Opposition parties resume battle for WE
Two House of Commons committee meetings dragged on for hours Thursday as Liberal MPs continued to filibuster opposition efforts to reopen their investigations into the WE Charity affair.
The finance committee was still droning on after eight hours of debating amendments to a Conservative motion denouncing redactions to some 5,000 pages of documents released by the government in August — just as Prime Minister Justin Trudeau prorogued Parliament, shutting down four separate committee investigations into the affair.

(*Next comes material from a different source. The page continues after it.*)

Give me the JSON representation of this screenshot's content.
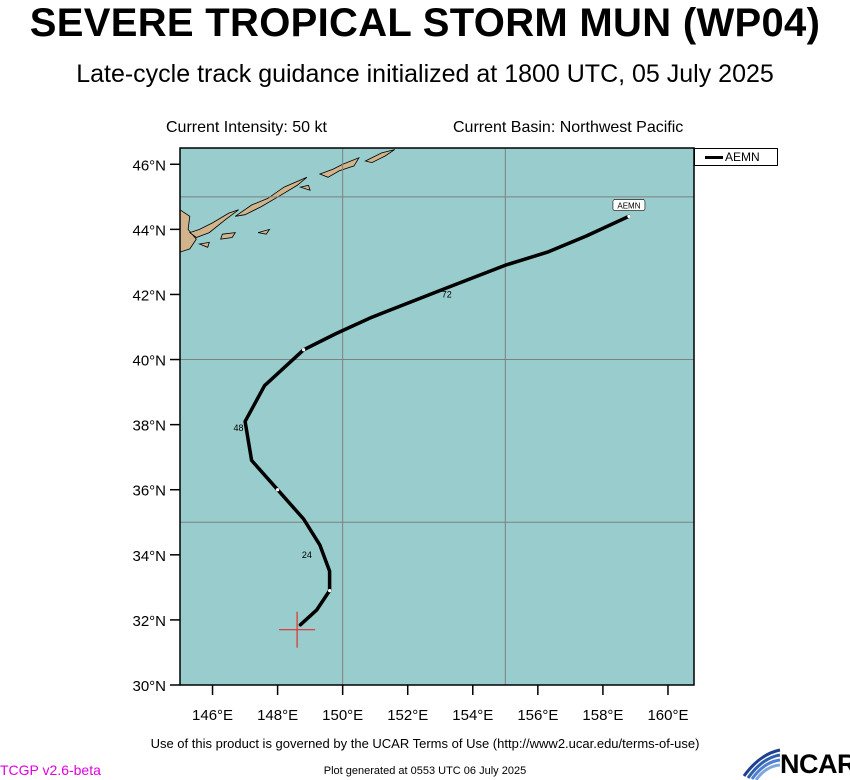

The ethics committee was similarly stalled, going on five hours by early evening, over a Conservative motion calling on Speakers’ Spotlight, the agency that arranged speaking engagements for Trudeau’s wife, mother and brother at WE events, to hand over 12 years of receipts for the trio’s paid appearances.
WE Charity, which was to have been paid $43.5 million to manage a now-defunct federal student volunteering program, has already disclosed that it paid Margaret and Alexandre Trudeau more than $350,000 over the years.
Trudeau’s wife, Sophie Gregoire Trudeau, was paid a one-time fee of $1,400 for an event in 2012, before her husband became prime minister.
Liberal members of the ethics committee complained that the motion is too broad, a “fishing expedition” aimed at delving into the financial affairs of the prime minister’s relatives beyond their involvement with WE.
They also argued that it is wrong for MPs to investigate members of another MP’s family and that the matter should be left with the federal ethics commissioner, who is already investigating Trudeau and former finance minister Bill Morneau.